Canada is still behind our U.S. neighbours in terms of employee participation rate in workplace wellness programs. Research reports on wellness in the workplace from Medisys and Corrections Canada about found that participation rates here range between 23% to 33%.

As healthcare cost increase, particularly with the increase of high cost drugs, aging demographics and multiple cost drivers in healthcare, employers would be wise to start to explore economical ways to motivate their employees to make healthy choices.

Healthy habits can be developed over time, and it is best to start early. With warmer weather and sunny days just around the corner, here are five ways to kick-start health habits in your workplace—even if investing in a full-fledged wellness strategy isn’t an option right now.

1. Set up a healthy snacks fund
Many companies have a petty cash account for the staff kitchen, or have staff contribute to a coffee pot fund. If the company already has such a budget, allocate it to stock healthy snacks such as fruit and vegetable plates, as an alternative to coffee, pop and chips.

2. Negotiate gym/yoga membership discounts
If your organization doesn’t have the capacity of an on-site fitness area (it doesn’t have to be a full-fledged gym) but there is a gym or yoga studio near the office, employers may want to consider approaching the facility and negotiating a corporate discount. If your staff size is not significant enough, consider joining an association who has negotiated those perks on behalf of their members.
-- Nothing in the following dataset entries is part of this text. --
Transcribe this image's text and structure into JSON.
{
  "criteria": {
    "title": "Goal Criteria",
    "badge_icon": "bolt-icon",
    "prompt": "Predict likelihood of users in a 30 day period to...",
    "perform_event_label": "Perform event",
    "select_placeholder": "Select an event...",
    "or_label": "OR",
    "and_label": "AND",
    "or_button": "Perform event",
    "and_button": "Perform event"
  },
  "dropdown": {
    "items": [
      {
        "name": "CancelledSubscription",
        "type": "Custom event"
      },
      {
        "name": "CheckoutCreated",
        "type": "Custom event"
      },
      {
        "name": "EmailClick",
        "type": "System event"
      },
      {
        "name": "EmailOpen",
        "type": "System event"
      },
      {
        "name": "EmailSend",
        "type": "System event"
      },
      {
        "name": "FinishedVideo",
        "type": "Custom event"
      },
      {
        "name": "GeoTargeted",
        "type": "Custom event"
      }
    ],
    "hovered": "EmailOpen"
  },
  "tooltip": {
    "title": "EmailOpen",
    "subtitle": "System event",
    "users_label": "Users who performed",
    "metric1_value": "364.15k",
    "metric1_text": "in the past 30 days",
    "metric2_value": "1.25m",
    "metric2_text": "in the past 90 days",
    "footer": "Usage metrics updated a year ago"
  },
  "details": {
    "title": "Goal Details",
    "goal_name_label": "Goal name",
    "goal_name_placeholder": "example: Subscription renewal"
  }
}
3. Choose a wellness champion
This person should be someone who takes on the lead role in creating awareness and organizing activities and contests on wellness. This person is usually nominated or naturally arises from the crowd. The main role is to communicate and encourage the fun factor in being healthy, such as distributing health quotes and facts, or organizing walking groups over breaks.

4. Make it easy for staff to make healthy choices
Provide dedicated bike spots and have a shower facility on site. This gives employees the option to make healthier commuting choices—be it biking, running or power walking to work. Once staff see that such an alternative is available, more will be inclined to undertake these options when possible if they know they can freshen up. And if they live too far to commute via self-powered modes of transportation, they may use their breaks to get active.

5. Conduct a personal health risk assessment survey
This is typically available from your benefits provider. If not, your benefits consultant can certainly arrange for an online survey to be done. What it allows the employer to do is to assess the health risk of your organization. Since your staff will get a score at the end of the test, they will be more aware and be motivated to make more healthy choices, particularly when employers make it assessable.